Cloud Custodian — Overview and deployment of cloud governance

Jean-Brice GACHOT
ManoMano Tech team
Published in
9 min readApr 14, 2021

--

History

When we migrated to a pure Cloud-based infrastructure, our ability to ship new features quickly was greatly improved.

DevOps practitioners have access to a very large toolbox. From AWS famous compute service, EC2, to fully managed data services like Kinesis or Aurora, the set of infrastructure resources feels almost unlimited. This has proved to be a reliable way to enable quality business innovations.

But cloud costs can grow faster than your business. Addressing this is where FinOps comes in. FinOps aims to ensure we get the most value out of every dollar spent in cloud. We would like to do so without breaking down velocity or quality of newly shipped features.

What is cloud governance?

Cloud governance is a list of precepts you define and verify that is applied in your cloud environment to achieve several objectives.

An objective of Cloud governance could for example be to prevent one’s account to become messy. This first objective could be achieved by ensuring your tagging policy is respected across every resources.

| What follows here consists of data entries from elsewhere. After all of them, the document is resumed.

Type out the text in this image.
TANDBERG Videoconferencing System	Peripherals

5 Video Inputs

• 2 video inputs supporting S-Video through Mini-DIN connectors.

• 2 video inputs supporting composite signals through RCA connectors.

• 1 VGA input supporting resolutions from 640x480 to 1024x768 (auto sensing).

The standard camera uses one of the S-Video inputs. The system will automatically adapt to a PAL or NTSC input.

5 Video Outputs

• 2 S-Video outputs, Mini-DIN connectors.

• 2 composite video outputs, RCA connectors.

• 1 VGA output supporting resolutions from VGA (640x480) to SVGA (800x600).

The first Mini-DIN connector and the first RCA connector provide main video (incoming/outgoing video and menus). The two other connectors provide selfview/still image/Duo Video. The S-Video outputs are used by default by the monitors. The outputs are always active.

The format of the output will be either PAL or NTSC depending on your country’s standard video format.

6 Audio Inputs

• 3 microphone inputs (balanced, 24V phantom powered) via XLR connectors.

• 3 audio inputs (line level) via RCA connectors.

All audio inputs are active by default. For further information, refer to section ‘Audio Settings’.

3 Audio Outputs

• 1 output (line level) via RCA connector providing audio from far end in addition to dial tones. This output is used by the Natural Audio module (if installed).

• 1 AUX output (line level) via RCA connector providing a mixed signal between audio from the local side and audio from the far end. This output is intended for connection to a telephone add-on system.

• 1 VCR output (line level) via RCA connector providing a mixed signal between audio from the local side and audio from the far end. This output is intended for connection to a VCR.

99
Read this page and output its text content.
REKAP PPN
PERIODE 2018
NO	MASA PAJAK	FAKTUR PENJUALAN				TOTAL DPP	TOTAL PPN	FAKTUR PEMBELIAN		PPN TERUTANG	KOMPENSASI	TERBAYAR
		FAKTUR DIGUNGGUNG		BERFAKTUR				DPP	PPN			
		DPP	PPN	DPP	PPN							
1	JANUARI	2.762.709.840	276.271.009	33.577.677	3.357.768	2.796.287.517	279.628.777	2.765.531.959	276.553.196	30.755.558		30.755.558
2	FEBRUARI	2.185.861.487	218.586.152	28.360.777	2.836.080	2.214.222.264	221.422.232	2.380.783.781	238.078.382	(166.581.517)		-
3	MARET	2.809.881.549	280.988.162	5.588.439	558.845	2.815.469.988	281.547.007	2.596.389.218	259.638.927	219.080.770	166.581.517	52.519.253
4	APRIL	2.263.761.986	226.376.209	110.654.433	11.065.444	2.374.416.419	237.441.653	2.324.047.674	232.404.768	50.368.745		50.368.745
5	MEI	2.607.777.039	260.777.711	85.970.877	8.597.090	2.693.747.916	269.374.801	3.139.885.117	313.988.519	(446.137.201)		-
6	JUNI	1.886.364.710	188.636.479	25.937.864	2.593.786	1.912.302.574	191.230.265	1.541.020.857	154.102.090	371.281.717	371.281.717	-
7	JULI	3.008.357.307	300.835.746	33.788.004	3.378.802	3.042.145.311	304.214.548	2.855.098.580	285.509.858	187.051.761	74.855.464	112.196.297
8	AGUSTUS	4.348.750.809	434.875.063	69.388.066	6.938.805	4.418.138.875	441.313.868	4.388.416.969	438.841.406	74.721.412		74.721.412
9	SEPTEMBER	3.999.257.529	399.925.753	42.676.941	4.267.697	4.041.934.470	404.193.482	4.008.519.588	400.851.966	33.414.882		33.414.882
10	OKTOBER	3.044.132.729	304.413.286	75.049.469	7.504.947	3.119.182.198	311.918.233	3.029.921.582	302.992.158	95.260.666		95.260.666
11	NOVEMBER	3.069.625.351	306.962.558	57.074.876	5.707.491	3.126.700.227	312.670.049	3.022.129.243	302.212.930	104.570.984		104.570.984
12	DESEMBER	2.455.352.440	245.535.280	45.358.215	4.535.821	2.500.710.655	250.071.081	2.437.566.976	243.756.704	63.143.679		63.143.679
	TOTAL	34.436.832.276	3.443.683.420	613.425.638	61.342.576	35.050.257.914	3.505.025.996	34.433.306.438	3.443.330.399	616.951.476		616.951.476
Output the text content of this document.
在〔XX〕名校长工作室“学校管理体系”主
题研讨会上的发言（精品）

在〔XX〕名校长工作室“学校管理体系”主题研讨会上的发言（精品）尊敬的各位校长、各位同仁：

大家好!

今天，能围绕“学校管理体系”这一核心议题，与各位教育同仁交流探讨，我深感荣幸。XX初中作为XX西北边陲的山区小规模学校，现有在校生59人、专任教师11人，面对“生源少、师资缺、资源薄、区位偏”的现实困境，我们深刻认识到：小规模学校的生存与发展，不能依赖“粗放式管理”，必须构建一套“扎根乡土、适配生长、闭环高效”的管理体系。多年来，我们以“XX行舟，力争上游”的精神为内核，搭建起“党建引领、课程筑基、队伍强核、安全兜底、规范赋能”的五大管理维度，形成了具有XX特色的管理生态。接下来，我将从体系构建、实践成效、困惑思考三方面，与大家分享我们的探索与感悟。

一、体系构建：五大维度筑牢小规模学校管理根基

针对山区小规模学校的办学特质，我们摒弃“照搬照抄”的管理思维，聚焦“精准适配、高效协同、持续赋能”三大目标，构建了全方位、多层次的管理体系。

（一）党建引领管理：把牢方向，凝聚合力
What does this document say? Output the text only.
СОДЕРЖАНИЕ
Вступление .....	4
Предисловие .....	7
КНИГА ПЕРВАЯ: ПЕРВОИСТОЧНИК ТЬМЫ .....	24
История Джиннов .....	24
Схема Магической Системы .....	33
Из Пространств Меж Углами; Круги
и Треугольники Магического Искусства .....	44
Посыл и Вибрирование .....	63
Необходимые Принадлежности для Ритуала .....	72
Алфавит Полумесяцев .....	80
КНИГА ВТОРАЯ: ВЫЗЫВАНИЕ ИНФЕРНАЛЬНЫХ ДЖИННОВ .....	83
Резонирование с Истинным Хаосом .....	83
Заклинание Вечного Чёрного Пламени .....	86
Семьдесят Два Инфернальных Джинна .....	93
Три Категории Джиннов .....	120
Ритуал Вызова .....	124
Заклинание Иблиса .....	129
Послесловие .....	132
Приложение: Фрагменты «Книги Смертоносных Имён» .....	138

Except the satisfaction migrating :

Photo by Nick Nice and Sigmund on Unsplash

This tagging strategy could also allow your FinOps team to make an accurate cost allocation of cloud consumption based on these tags (team, project etc…). It could then help the business make the right decisions over time.

To give you another example, the cloud governance could be a generic rule that “no compute instance should be under 20% of average utilization”, else it should be downscaled.

Cloud governance can takes several aspects.

With that in mind, we, at Manomano, decided to use Cloud Custodian to achieve cloud governance.

Introduction

What is Cloud Custodian ?

Cloud Custodian is a rules engine for managing public cloud accounts and resources. It allows users to define policies to enable a well managed cloud infrastructure, that’s both secure and cost optimized. It consolidates many of the adhoc scripts organizations have into a lightweight and flexible tool, with unified metrics and reporting.

Cloud Custodian uses compliance rules, called policies, to compares the desired and actual state of your cloud resources.
Beyond compliance, a large set of plugins provide complementary features: email-sending with c7n-mailer, multiple AWS-role support with c7n-org etc.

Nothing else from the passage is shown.